WCCO meteorologist Paul Douglas retired Friday, bringing to an end a broadcast career spanning five decades. But he'll continue to run his Eden Prairie-based weather prediction company and produce his regular weather columns for the Star Tribune. "I'm retiring from radio, so I'm turning down the dial a notch," Douglas said Friday, adding that he plans to spend more time traveling and with family and friends.

Douglas grew up in Pennsylvania's Lancaster County, in the heart of Amish country. He earned a meteorology degree at Penn State and began his broadcast career in the Wilkes-Barre/Scranton area, where he worked for the local news station. He soon moved to Satellite News Channel, which went live in 1982 and was purchased a year later by media mogul Ted Turner and was promptly replaced with CNN programming.

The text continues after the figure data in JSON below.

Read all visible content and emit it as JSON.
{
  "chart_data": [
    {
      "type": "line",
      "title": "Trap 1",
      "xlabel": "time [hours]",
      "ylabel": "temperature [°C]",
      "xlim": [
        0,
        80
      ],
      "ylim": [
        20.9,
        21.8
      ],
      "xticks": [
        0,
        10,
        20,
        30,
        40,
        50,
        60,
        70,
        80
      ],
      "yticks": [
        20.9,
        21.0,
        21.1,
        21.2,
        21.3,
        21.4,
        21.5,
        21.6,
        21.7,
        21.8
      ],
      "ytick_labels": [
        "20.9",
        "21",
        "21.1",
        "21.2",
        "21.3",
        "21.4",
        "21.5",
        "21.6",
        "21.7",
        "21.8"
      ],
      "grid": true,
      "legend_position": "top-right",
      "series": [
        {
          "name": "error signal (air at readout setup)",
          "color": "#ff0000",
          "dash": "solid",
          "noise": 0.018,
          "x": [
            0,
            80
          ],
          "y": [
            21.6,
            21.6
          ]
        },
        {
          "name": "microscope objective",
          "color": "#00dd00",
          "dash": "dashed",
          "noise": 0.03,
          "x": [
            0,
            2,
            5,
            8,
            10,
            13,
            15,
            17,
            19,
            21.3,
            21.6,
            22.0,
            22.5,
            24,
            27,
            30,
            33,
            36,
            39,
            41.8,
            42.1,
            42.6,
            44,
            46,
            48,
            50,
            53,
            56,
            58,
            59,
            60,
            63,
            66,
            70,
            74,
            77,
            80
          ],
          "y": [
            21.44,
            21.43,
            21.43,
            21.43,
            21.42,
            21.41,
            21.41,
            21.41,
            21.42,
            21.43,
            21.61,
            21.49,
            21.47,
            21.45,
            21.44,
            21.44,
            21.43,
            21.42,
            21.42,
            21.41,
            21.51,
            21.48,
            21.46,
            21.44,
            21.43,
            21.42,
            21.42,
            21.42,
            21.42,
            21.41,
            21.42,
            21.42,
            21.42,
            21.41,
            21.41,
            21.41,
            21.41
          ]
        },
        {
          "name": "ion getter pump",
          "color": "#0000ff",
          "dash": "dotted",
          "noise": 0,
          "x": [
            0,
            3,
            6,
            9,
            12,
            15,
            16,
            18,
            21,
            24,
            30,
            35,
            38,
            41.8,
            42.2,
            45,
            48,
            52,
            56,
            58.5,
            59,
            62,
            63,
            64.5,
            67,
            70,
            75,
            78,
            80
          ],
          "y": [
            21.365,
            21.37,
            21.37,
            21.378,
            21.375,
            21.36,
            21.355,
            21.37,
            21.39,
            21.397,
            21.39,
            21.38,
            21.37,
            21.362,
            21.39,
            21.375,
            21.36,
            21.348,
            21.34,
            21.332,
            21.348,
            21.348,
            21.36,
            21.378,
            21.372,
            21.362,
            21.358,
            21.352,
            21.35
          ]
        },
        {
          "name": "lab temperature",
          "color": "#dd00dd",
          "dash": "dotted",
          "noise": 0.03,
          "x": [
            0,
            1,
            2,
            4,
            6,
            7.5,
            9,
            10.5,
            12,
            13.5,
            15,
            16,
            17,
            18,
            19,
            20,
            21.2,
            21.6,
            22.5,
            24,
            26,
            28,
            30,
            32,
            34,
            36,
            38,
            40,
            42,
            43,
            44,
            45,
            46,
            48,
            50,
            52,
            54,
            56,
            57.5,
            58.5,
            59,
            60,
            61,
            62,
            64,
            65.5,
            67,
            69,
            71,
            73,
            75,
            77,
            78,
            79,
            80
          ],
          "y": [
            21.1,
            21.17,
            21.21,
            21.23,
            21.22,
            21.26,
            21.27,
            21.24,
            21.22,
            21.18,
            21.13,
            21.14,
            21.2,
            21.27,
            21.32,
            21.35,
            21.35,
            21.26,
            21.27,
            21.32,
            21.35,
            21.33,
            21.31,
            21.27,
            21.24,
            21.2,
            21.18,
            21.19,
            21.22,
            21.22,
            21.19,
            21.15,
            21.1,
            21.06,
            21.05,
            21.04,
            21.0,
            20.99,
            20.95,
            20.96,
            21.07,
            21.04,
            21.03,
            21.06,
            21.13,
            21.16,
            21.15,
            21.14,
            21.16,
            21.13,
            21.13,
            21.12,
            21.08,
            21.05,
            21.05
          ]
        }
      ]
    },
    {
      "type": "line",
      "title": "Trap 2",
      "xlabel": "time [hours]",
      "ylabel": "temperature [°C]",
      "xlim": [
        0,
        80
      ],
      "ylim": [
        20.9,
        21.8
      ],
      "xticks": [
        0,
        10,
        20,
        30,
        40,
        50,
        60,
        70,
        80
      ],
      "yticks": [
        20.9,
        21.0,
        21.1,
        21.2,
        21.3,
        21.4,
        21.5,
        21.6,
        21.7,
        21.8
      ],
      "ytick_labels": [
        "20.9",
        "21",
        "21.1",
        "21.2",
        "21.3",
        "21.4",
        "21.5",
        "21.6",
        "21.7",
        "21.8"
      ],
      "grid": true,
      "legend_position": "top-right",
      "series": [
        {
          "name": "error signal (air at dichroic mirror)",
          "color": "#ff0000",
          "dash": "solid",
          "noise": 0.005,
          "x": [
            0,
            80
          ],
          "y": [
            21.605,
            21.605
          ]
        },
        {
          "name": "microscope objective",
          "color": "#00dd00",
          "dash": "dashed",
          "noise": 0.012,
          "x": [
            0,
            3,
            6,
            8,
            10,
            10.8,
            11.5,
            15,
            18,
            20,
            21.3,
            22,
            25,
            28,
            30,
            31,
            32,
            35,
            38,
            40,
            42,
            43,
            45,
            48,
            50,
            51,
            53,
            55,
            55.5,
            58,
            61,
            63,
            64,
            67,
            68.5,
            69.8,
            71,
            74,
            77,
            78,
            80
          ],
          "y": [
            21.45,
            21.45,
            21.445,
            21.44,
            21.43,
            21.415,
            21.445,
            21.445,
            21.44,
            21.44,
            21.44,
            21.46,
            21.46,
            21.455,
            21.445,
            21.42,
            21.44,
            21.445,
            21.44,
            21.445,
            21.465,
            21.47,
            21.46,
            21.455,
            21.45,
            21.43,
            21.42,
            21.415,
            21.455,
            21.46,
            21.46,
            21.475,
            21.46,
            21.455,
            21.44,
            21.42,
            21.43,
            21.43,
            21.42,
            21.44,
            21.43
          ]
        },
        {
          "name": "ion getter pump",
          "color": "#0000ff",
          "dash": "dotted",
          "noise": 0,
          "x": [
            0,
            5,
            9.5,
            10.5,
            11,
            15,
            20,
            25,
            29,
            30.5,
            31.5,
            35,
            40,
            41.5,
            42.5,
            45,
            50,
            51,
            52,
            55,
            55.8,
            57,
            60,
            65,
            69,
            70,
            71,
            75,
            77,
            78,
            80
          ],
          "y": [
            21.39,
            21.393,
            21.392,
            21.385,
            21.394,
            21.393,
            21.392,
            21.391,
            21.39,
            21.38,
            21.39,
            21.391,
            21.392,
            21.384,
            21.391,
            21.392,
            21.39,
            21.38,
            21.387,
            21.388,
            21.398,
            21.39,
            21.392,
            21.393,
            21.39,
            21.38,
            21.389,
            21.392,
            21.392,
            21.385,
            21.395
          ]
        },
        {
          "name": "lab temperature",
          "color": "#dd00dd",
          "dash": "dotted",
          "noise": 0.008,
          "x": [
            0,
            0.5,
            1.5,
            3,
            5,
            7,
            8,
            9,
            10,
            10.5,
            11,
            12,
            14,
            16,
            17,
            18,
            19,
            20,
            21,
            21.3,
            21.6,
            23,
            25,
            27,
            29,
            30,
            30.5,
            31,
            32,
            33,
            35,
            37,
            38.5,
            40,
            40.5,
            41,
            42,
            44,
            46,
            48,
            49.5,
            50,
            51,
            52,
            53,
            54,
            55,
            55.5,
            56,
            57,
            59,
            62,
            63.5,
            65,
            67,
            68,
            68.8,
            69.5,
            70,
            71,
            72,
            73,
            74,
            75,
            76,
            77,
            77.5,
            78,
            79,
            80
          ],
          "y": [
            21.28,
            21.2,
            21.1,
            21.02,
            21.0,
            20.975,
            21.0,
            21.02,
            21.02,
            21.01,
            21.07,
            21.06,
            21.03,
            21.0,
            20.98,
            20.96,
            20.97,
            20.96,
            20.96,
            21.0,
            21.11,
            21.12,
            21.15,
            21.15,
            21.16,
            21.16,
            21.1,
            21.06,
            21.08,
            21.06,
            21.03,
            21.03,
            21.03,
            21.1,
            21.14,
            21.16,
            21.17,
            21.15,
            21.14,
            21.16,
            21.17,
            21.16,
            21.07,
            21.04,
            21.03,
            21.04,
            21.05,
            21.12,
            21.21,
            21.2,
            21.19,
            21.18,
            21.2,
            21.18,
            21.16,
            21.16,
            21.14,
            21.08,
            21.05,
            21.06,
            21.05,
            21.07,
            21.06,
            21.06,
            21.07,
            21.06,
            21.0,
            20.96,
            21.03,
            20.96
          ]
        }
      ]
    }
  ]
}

Douglas was hired in 1983 by WTCN-TV, the Twin Cities' NBC affiliate, which later became KARE 11. It was at KARE that Douglas covered what he calls the most memorable story of his career: the live broadcast in 1986 of a Fridley tornado, captured at close range by a KARE photographer from the station's helicopter. Douglas presided over parts of the broadcast as the twister unfolded in real-time.

"That continues to blow me away," he said. "There was nothing like it and there continues to be nothing like it. We were fortunate to be in the right place at the right time with the right team.

" A close second, Douglas said, was the 1991 Halloween blizzard that ended up blanketing.